= International comparisons =

Quantitative, qualitative, and evaluative analysis of countries

International comparisons focuses on the quantitative, qualitative, and evaluative analysis of one country in relation to others. Often, the objective is to compare one country's performance to others in order to assess what countries have achieved, what needs to change in order for them to perform better, or a country's progress in reaching certain objectives.

== Evaluative analysis ==

The data can be as simple as comparing countries' population or gross domestic product (GDP), but these do not evaluate performance. For example, if we'd like to compare the United States' economic productivity to Norway's, we could start by comparing GDP, using figures as of this writing. Norway's GDP is nearly 500 billion U.S. dollars, while the United States' GDP is 15,680 billion dollars. To evaluate fairly, we need to consider population. Norway's GDP per capita is actually larger than the U.S.: $99,558 per person compared to $51,749. Such a metric is a more telling indication for international comparisons which simpler statistics fail to reveal.

== Quality of life/subjective well-being comparisons ==

Some important evaluations cannot really be quantified, but are based on qualitative measurements, such as "Which country is happiest?" Evaluative analysis, while controversial, can determine subjective well-being to some extent. The United Nations' World Happiness Report and the Organisation for Economic Co-operation and Development's Better Life Index have both followed in the footsteps of the United Nations Development Programme's Human Development Report in their attempts to quantify "happiness." The inevitably large role of money (quantified traditionally as GDP per capita) is generally acknowledged, yet does not explain why "poorer" countries report greater happiness on occasion. Further analysis can indicate other factors boosting the quality of life of a lower income country. The science of happiness evaluation is improving, but also may use very different combinations and weights of evaluative statistics. These differences result from different indicators being used and different weighting among the indicators, based on the values and interests of an organization.

== Examples of international comparisons online ==

The following alphabetical list of online examples demonstrate how international comparisons work and should work, using many applications of evaluative analysis.

=== Organisation for Economic Co-operation and Development (OECD) ===

The OECD publishes original research as often as on a weekly basis with the objective of affecting change as it strives to achieve its slogan: "Better policies for better lives." The Better Life Index is the organization's measure for subjective well-being. Because of its size, the OECD statistical database can be complex to navigate until one finds the part one is looking for.

=== Social Progress Imperative ===

The Social Progress Imperative released its second version of the Social Progress Index. It is based on four "key design principles": exclusively uses social and environmental indicators (no economic indicators), outcomes not inputs (i.e. health status not health expenditure), actionability (translatable pragmatism), and relevance to all countries (neither exclusively focused on the poorest countries nor the advanced democracies). The Social Progress Index contains 54 indicators categorized within the following three categories: basic human needs, foundations of well-being, and opportunity.

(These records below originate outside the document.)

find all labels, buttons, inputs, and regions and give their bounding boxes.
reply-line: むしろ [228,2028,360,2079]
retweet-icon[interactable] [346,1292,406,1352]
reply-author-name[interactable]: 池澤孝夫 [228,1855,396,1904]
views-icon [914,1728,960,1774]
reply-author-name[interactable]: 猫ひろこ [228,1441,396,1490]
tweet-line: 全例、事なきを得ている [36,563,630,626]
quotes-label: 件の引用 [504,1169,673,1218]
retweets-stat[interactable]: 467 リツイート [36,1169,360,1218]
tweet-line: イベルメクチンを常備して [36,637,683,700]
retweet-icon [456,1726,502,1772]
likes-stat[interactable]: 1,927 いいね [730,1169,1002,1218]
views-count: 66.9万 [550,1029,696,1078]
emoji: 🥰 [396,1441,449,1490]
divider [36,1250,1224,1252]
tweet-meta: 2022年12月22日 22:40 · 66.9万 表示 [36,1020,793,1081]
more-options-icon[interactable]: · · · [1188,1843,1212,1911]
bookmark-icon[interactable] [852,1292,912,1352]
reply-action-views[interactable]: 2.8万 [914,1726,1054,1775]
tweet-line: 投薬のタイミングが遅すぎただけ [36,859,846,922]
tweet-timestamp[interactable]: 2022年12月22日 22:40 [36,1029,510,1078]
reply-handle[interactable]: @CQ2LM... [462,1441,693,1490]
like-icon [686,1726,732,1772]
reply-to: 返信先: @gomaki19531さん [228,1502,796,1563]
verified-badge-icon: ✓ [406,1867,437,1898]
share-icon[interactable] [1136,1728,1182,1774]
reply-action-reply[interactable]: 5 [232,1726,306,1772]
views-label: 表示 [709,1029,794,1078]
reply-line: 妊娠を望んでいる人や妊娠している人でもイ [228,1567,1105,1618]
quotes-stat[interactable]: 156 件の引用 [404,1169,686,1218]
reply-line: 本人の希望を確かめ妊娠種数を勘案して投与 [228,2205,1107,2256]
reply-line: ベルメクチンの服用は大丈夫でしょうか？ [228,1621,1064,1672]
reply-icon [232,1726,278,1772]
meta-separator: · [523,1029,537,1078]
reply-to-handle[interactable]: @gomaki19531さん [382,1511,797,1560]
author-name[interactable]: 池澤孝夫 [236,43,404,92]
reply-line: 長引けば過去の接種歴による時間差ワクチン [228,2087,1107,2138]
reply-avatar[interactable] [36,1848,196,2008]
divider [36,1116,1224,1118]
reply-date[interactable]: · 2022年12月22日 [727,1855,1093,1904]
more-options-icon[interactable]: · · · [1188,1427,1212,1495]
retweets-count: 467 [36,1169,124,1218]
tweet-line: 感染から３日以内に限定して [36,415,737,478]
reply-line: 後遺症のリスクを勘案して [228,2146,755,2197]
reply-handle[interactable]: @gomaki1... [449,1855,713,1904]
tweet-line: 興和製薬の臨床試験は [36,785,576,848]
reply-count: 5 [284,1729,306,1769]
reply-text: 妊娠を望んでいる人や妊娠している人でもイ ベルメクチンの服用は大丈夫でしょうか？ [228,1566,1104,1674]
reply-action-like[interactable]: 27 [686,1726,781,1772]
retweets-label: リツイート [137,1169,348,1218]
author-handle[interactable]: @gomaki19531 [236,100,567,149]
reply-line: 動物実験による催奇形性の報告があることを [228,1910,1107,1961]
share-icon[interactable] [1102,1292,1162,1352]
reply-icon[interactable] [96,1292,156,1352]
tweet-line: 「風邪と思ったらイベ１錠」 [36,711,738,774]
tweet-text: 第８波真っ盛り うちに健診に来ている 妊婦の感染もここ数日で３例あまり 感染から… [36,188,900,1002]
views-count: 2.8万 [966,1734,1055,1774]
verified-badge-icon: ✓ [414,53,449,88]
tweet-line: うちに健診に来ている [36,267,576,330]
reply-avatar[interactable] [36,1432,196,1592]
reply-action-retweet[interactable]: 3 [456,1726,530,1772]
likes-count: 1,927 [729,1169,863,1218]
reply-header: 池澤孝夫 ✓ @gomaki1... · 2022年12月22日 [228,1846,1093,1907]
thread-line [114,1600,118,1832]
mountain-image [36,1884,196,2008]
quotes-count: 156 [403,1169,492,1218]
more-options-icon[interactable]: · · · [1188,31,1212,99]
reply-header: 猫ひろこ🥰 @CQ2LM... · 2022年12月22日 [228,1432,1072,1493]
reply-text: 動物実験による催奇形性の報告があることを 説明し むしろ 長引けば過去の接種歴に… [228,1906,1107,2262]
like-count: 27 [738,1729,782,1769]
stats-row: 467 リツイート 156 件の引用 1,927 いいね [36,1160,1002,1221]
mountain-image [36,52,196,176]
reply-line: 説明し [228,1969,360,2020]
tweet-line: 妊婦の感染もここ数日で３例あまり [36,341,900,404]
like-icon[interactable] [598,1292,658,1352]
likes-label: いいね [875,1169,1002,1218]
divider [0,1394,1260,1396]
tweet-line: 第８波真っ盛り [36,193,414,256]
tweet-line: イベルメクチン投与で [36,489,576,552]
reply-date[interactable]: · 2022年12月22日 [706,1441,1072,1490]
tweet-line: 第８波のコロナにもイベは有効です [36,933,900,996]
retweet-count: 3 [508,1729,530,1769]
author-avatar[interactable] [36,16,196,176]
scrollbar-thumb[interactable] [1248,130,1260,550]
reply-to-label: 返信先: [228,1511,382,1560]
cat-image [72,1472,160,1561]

=== United Nations Development Programme (UNDP) ===

The United Nations Development Programme is predominantly focused on low income countries and their advancement, as evidenced in the objectives of the Millennium Development Goals, which strive to eradicate extreme poverty, HIV/AIDS, and promote education via sustainable development globally. The UNDP's Human Development Report is the original, authoritative source on subjective well-being and its evaluative analysis since it first challenged GDP/capita as the indicator for quality of life with its first Human Development Index in 1990. The annual Human Development Index is a relevant challenge for over 140 countries regardless of their development stage.

=== World Bank ===

The World Bank aspires to impact development by promoting open data and subsequently transparency, accountability, and democracy as the private sector is emphasized for its role. Its compiled database, the World Development Indicators, contains 18 topics containing hundreds of statistics.

=== The World Factbook ===

Seven different categories with 79 different fields of statistics make up The World Factbook produced by the United States' Central Intelligence Agency.

=== World Health Organization ===

With an emphasis on how international comparisons and evaluative analysis can impact world health, the World Health Organization offers the Global Health Observatory, a data site on various diseases, mortality rates, and other variables such as gender, class, and technology. Its contains over 50 datasets for as many as 194 countries.